Araştırmalar glütenin günümüzde vurgulandığı gibi zararlı olmadığını gösteriyor. Ancak glütene karşı hassasiyeti olmayan sağlıklı birçok kişinin glütensiz beslenme düzenine geçtiklerinde kendilerini daha iyi hissettiklerini görüyoruz. Bu durum hem plasebo etkisinden, hem de glütensiz gıdalardan uzak durulduğunda dolaylı olarak karbonhidratlardan da uzak kalınmasından kaynaklanıyor olabilir. Glütensiz beslenmek karbonhidrat tüketiminin de azalmasına yol açtığı için kan şekerinin korunmasına etki gösterebiliyor.
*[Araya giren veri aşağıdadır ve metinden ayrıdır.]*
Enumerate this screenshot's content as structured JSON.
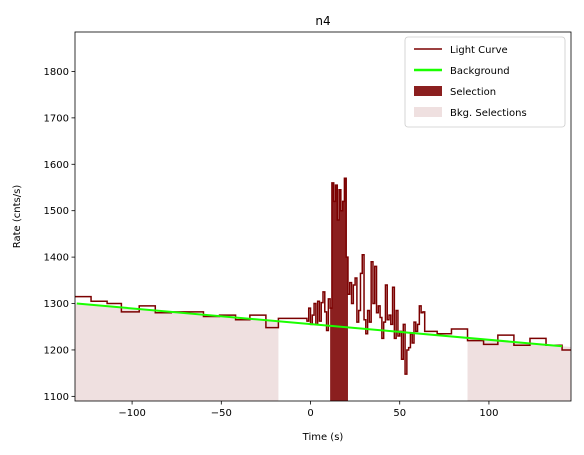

Popüler diyetlerde önerilen glütensiz beslenme düzeni, binlerce yıldır insanlığı doyuran tahıllardan uzak durulmasını gerektirdiği için bazı sağlık riskleri oluşturabiliyor. Günümüzdeki algıdan farklı olarak daha çok endişe etmemiz gereken tahıldaki glüten değil şekerdir. Bu nedenle tahıl tüketimini yine de sınırlamak ve işlenmiş gıdalardan mümkün olduğunca kaçınmak en doğru tercih olacaktır.